Shortlog - a log of everyday things



By the glow of my monitor, I work...

Drew with hands folded

Sarah writes on the role of scientists in influencing policy makers. This sparked Opinions and Thoughts™, which I felt were Too Long To Properly Fit In A Comment, so here they are in a post. At the risk of appearing to miss the forest for the trees:

I disagree with this use of the term "rationalities" when referring to how people make decisions. It carries too much of an implication of intent and consciousness. There's enough experimental record on the books to show that humans are not solely rational creatures, and I see no argument to convince me that a group of humans trying to make decisions will be any more or less self-affected than their bretheren. Perhaps a more suitable word would have been "interests" or "motivations," either of which would reflect the humanity of the policymakers. Moving on, though:

Yes, you can look at a problem in different ways, and depending on the person, you might feel that a particular aspect of a situation is more important than another. I think these are similar to the aforementioned "lenses" with a key difference: they are all bent into a different form by the people who view them. There is, in general, no objective, closed-form answer to "how would $ROLE act in this situation?" Even your scientific lens and my scientific lens may show a different picture. When it comes down to it, it's how individuals see things that actually matters. Aggregating people isn't perfect, but it does scale better than trying to understand each person.

"Politicians can be utilitarian and focus on the outcome or they can be ontological and focus on the process."

Oh, sure, politicians can be utilitarian, provided the utility function represents their personal interests. Snarky comments aside, politicians have to face tons of different interest groups on a regular basis. They're doing their best to satisfy whoever will get them good press and reelection - it's "rational" for them to do so. How can they get reelected? Right now, it's done through extensive (and expensive) advertising, which gets funded primarily by donations from industry groups that are looking to buy policies favorable to them. Systematically, we get precisely the legislation industries want to buy.
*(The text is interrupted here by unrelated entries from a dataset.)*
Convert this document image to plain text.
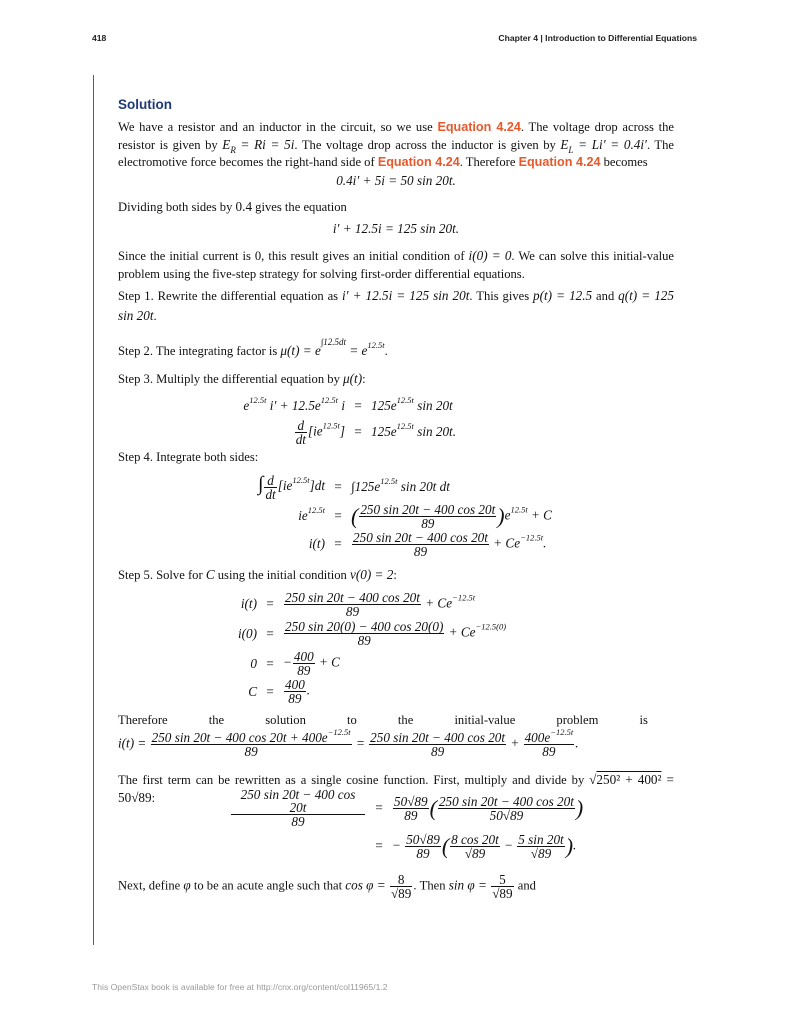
418	Chapter 4 | Introduction to Differential Equations
Solution
We have a resistor and an inductor in the circuit, so we use Equation 4.24. The voltage drop across the resistor is given by $E_R = Ri = 5i$. The voltage drop across the inductor is given by $E_L = Li' = 0.4i'$. The electromotive force becomes the right-hand side of Equation 4.24. Therefore Equation 4.24 becomes
0.4i′ + 5i = 50 sin 20t.
Dividing both sides by 0.4 gives the equation
i′ + 12.5i = 125 sin 20t.
Since the initial current is 0, this result gives an initial condition of i(0) = 0. We can solve this initial-value problem using the five-step strategy for solving first-order differential equations.
Step 1. Rewrite the differential equation as i′ + 12.5i = 125 sin 20t. This gives p(t) = 12.5 and q(t) = 125 sin 20t.
Step 2. The integrating factor is $\mu(t) = e^{\int 12.5dt} = e^{12.5t}$.
Step 3. Multiply the differential equation by μ(t):
$e^{12.5t}$ $i' + 12.5e^{12.5t}$ $i = 125e^{12.5t}$ sin 20t
$\frac{d}{dt} [ie^{12.5t}] = 125e^{12.5t}$ sin 20t.
Step 4. Integrate both sides:
∫ $\frac{d}{dt} [ie^{12.5t}]dt = \int 125e^{12.5t}$ sin 20t dt
$ie^{12.5t}$ = ( $\frac{250 \sin 20t - 400 \cos 20t}{89} )e^{12.5t} + C$
$i(t) = \frac{250 \sin 20t - 400 \cos 20t}{89} + Ce^{-12.5t}$.
Step 5. Solve for C using the initial condition v(0) = 2:
$i(t) = \frac{250 \sin 20t - 400 \cos 20t}{89} + Ce^{-12.5t}$
$i(0) = \frac{250 \sin 20(0) - 400 \cos 20(0)}{89} + Ce^{-12.5(0)}$
0 = − $\frac{400}{89} + C$
$C = \frac{400}{89}$ .
Therefore	the	solution	to	the	initial-value	problem	is
$i(t) = \frac{250 \sin 20t - 400 \cos 20t + 400e^{-12.5t}}{89} = \frac{250 \sin 20t - 400 \cos 20t}{89} + \frac{400e^{-12.5t}}{89}$ .
The first term can be rewritten as a single cosine function. First, multiply and divide by √250² + 400² = 50√89:	$\frac{250 \sin 20t - 400 \cos 20t}{89} = \frac{50√89}{89}$ ( $\frac{250 \sin 20t - 400 \cos 20t}{50√89}$ )
= − $\frac{50√89}{89}$ ( $\frac{8 \cos 20t}{√89} - \frac{5 \sin 20t}{√89}$ ).
Next, define φ to be an acute angle such that $\cos \varphi = \frac{8}{√89}$ . Then $\sin \varphi = \frac{5}{√89}$ and
This OpenStax book is available for free at http://cnx.org/content/col11965/1.2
Except that again, there's that unpredictable human element, and the fact that industries are run by people. So we wind up getting the legislation that industry leaders want, because it serves their self-interest.

"As scientists, we need to create a demand for evidence and play off of the policy-makers' need for legitimacy to advance our own research." Wow, Sarah, I didn't know you could actually say something that manipulative and evil. Spot on, though - as scientists who want to influence politics, we have to play their game. Industry gets this, and flexes as much power as they can. Structurally, academia doesn't reward sociopaths the way industry does. Time to step up our manipulation...

"(As evidence providers, we cannot be our own advocates but must remain unbiased.)"

...well, that ruins that idea. The fact that we lose credibilty if we try to be remotely prescriptive puts us at a distinct disadvantage when competing with industry for influence. We have to go at the problem indirectly, but industry doesn't. So industry wins, unless we beat them at their own game, by convincing policymakers of the following:

  1. That we can get enough of the public to understand the topic, or at least well enough to recognize
  2. that they are acting in opposition of what their now-educated electorate would want them to do, and
  3. that said electorate care enough about this topic to influence their voting decisions as a result.

We can only really directly affect point 1. Point 2's truth value is the indirect change that we'd like to effect (+1 word reuse). It's interesting to note that we have little to no influence over point 3, and that in fact, point 3 can't hold if the two-party system doesn't disagree on the issue. The system is not designed to allow us influence.

So, after a bit of deciphering, I think we've divined the key point - that we scientists need to present the knowledge we create in ways suitable for consumption by our particular audience. An audience of policy makers is much different from that of scientific researchers. I think this is in no way different from what one should learn from any technical writing class. As has always been the case with rhetoric, the burden lies on the speaker (or writer) to create a compelling and convincing fact-based argument.

tl;dr Know your audience, and manipulate them by playing off their motives, 'cause industry sure will.

Arg, this all sounds incoherant. That's what I get for trying to write critiques at 4am.